During late summer of 1914, as war engulfed Europe, a young writer was convalescing at the home of friends in North Foreland. After reading all the books in the library, so the story goes, he began writing a novel to relieve his boredom.
The writer was John Buchan and the book, The Thirty-Nine Steps, was to be the first of five adventures for his boys’ own action hero, Richard Hannay.
Since the book’s publication in 1915 the exact location of the steps, indeed whether they existed at all, has intrigued many. The opening scene of the 1954 film adaptation, starring Kenneth Moore, shows a set of steps somewhere in London. Various locations around the country claim to possess the original 39 steps but those that actually inspired the novel can be found here in Thanet.
It was on doctor’s orders that the Buchan family came to Broadstairs. John’s daughter, Alice, was recovering from a mastoid operation, so the family rented St Ronans 71 Stone Road (now demolished). But while Alice’s health improved, John was struck by unaccountable stomach pains, which would later be diagnosed as an ulcer.
At the same time the family were holidaying, a cousin of Susan Buchan (John’s wife) was renting a cliff top villa at North Foreland that had steps running down through the cliffs to a private beach. The Buchans were later invited to stay, there being plenty of room. This house, St Cuby, became Trafalgar Lodge in the book where Hannay pursues the story’s antagonist.
Buchan had decided to write a thriller featuring Richard Hannay before he arrived in Thanet. What he was lacking was a plot. However, a combination of local events would set his creative mind whirring.
Coming to Broadstairs and being taken ill are two factors. A third was the country’s wider mood, for Britain during the early days of the Great War was gripped by xenophobic fear. There was also the threat of German naval bombardment of coastal town and enemy spies were rumoured to be lurking everywhere.
A German spy was said to have been captured at North Foreland signalling to a U-boat just days before the Buchans arrived and other spy scare stories appeared in the local press. But it’s the subterranean steps leading down to the beach that were the biggest source of inspiration.
In Buchan’s day there were 78 wooden steps. These were replaced during the 1940s and now there are more than 100 concrete steps, which zigzag through two shafts and three tunnel sections. The upper entrance is completely camouflaged by shrubs that, as in the novel, obscure the passage from view, while the beach entrance is only accessible at low tide.
When you consider a remote villa (as it would have been in 1914), the capture of a German spy in the area and a set of hidden steps leading down to the shore, it’s not surprising that John’s writer’s mind got to work.
Much of the book’s action takes place in Buchan’s native Scotland but in the final chapter, “Various Parties Converging on the Sea”, the story’s denouement shifts to the fictional town of Bradgate.
The chapter opens with Hannay having breakfast at the Griffin Hotel, looking across “a smooth sea to the lightship on the Cock sand”.
Like any good writer, Buchan renamed the places he used. The Griffin Hotel is the Royal Albion Hotel. The North Goodwin Lightship becomes that on “Cock sand”, the sands themselves are the Goodwin’s and Bradgate is Broadstairs itself.
And there are other local references: “the Ruff” matches up nicely with North Foreland and when Hannay sees a “young man on a bicycle, with a bag of golf-clubs slung on his back” this no doubt was inspired by Kingsgate golf course.

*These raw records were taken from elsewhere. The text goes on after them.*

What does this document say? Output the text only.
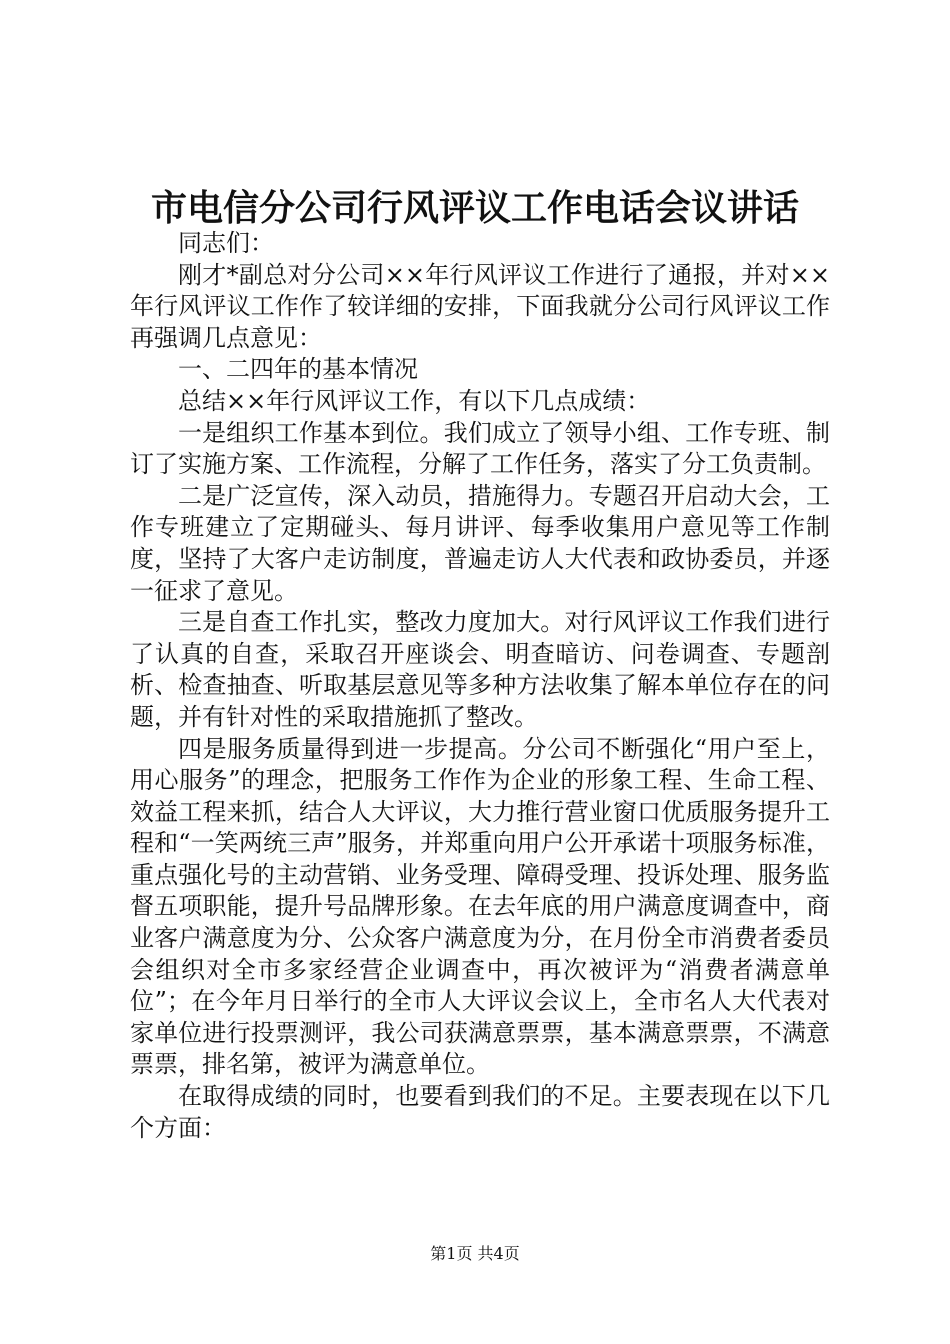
市电信分公司行风评议工作电话会议讲话

同志们：

刚才*副总对分公司××年行风评议工作进行了通报，并对××年行风评议工作作了较详细的安排，下面我就分公司行风评议工作再强调几点意见：

一、二四年的基本情况

总结××年行风评议工作，有以下几点成绩：

一是组织工作基本到位。我们成立了领导小组、工作专班、制订了实施方案、工作流程，分解了工作任务，落实了分工负责制。

二是广泛宣传，深入动员，措施得力。专题召开启动大会，工作专班建立了定期碰头、每月讲评、每季收集用户意见等工作制度，坚持了大客户走访制度，普遍走访人大代表和政协委员，并逐一征求了意见。

三是自查工作扎实，整改力度加大。对行风评议工作我们进行了认真的自查，采取召开座谈会、明查暗访、问卷调查、专题剖析、检查抽查、听取基层意见等多种方法收集了解本单位存在的问题，并有针对性的采取措施抓了整改。

四是服务质量得到进一步提高。分公司不断强化“用户至上，用心服务”的理念，把服务工作作为企业的形象工程、生命工程、效益工程来抓，结合人大评议，大力推行营业窗口优质服务提升工程和“一笑两统三声”服务，并郑重向用户公开承诺十项服务标准，重点强化号的主动营销、业务受理、障碍受理、投诉处理、服务监督五项职能，提升号品牌形象。在去年底的用户满意度调查中，商业客户满意度为分、公众客户满意度为分，在月份全市消费者委员会组织对全市多家经营企业调查中，再次被评为“消费者满意单位”；在今年月日举行的全市人大评议会议上，全市名人大代表对家单位进行投票测评，我公司获满意票票，基本满意票票，不满意票票，排名第，被评为满意单位。

在取得成绩的同时，也要看到我们的不足。主要表现在以下几个方面：

第1页 共4页
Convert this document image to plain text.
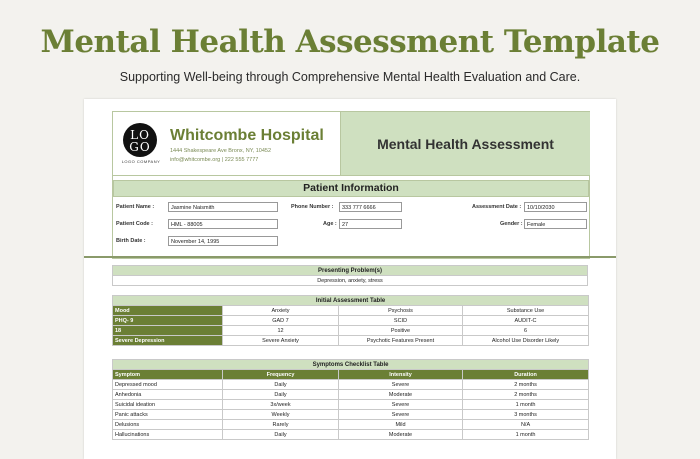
Mental Health Assessment Template
Supporting Well-being through Comprehensive Mental Health Evaluation and Care.
LO
GO
LOGO COMPANY
Whitcombe Hospital
1444 Shakespeare Ave Bronx, NY, 10452
info@whitcombe.org | 222 555 7777
Mental Health Assessment
Patient Information
Patient Name :	Jasmine Naismith
Patient Code :	HML - 88005
Birth Date :	November 14, 1995
Phone Number :	333 777 6666
Age : 27
Assessment Date :	10/10/2030
Gender : Female
Presenting Problem(s)
Depression, anxiety, stress
Initial Assessment Table			
Mood	Anxiety	Psychosis	Substance Use
PHQ- 9	GAD 7	SCID	AUDIT-C
18	12	Positive	6
Severe Depression	Severe Anxiety	Psychotic Features Present	Alcohol Use Disorder Likely
Symptoms Checklist Table			
Symptom	Frequency	Intensity	Duration
Depressed mood	Daily	Severe	2 months
Anhedonia	Daily	Moderate	2 months
Suicidal ideation	3x/week	Severe	1 month
Panic attacks	Weekly	Severe	3 months
Delusions	Rarely	Mild	N/A
Hallucinations	Daily	Moderate	1 month
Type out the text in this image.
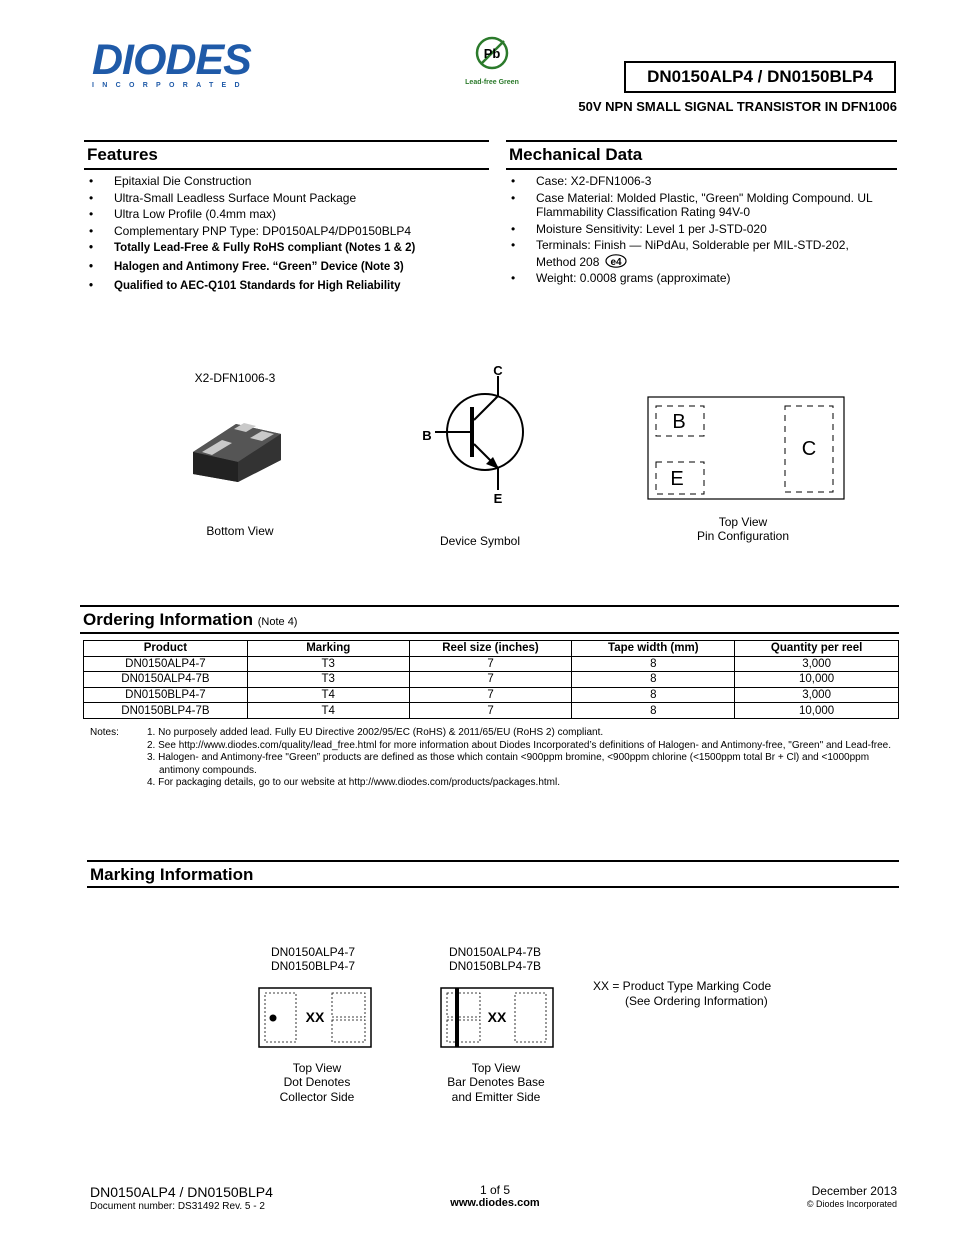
DIODES
INCORPORATED
Pb
Lead-free Green	DN0150ALP4 / DN0150BLP4
50V NPN SMALL SIGNAL TRANSISTOR IN DFN1006
Features
• Epitaxial Die Construction
• Ultra-Small Leadless Surface Mount Package
• Ultra Low Profile (0.4mm max)
• Complementary PNP Type: DP0150ALP4/DP0150BLP4
• Totally Lead-Free & Fully RoHS compliant (Notes 1 & 2)
• Halogen and Antimony Free. “Green” Device (Note 3)
• Qualified to AEC-Q101 Standards for High Reliability
Mechanical Data
• Case: X2-DFN1006-3
• Case Material: Molded Plastic, "Green" Molding Compound. UL Flammability Classification Rating 94V-0
• Moisture Sensitivity: Level 1 per J-STD-020
• Terminals: Finish — NiPdAu, Solderable per MIL-STD-202, Method 208 e4
• Weight: 0.0008 grams (approximate)
X2-DFN1006-3
Bottom View
C
B
E
Device Symbol
B
E
C
Top View
Pin Configuration
Ordering Information (Note 4)
Product	Marking	Reel size (inches)	Tape width (mm)	Quantity per reel
DN0150ALP4-7	T3	7	8	3,000
DN0150ALP4-7B	T3	7	8	10,000
DN0150BLP4-7	T4	7	8	3,000
DN0150BLP4-7B	T4	7	8	10,000
Notes:	1. No purposely added lead. Fully EU Directive 2002/95/EC (RoHS) & 2011/65/EU (RoHS 2) compliant.
2. See http://www.diodes.com/quality/lead_free.html for more information about Diodes Incorporated’s definitions of Halogen- and Antimony-free, "Green" and Lead-free.
3. Halogen- and Antimony-free "Green” products are defined as those which contain <900ppm bromine, <900ppm chlorine (<1500ppm total Br + Cl) and <1000ppm antimony compounds.
4. For packaging details, go to our website at http://www.diodes.com/products/packages.html.
Marking Information
DN0150ALP4-7
DN0150BLP4-7
DN0150ALP4-7B
DN0150BLP4-7B
XX	XX
XX = Product Type Marking Code
(See Ordering Information)
Top View
Dot Denotes
Collector Side
Top View
Bar Denotes Base
and Emitter Side
DN0150ALP4 / DN0150BLP4
Document number: DS31492 Rev. 5 - 2
1 of 5
www.diodes.com
December 2013
© Diodes Incorporated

But one question remains. Why 39 steps? One theory is that a friend of John’s suggested halving the number of the original oak steps from 78 to 39. Buchan also celebrated his 39th birthday while staying in Broadstairs. In truth, no one really knows. Not even John, himself, gives any indication in his memoir Memory Hold the Door.
Buchan continued working on his story after he returned to London. The Thirty-Nine Steps was published the following year by William Blackwood and Sons.
When the oak step were taken up, a St Peter’s carpenter made three sets of bookends from the woods still sound. One pair went to the then owner of St Cuby, another to Alfred Hitchcock (who directed the first screen adaptation in 1935) and the third to John’s family. On each was a silver plaque with the inscription: “Made from one of the original 39 steps”.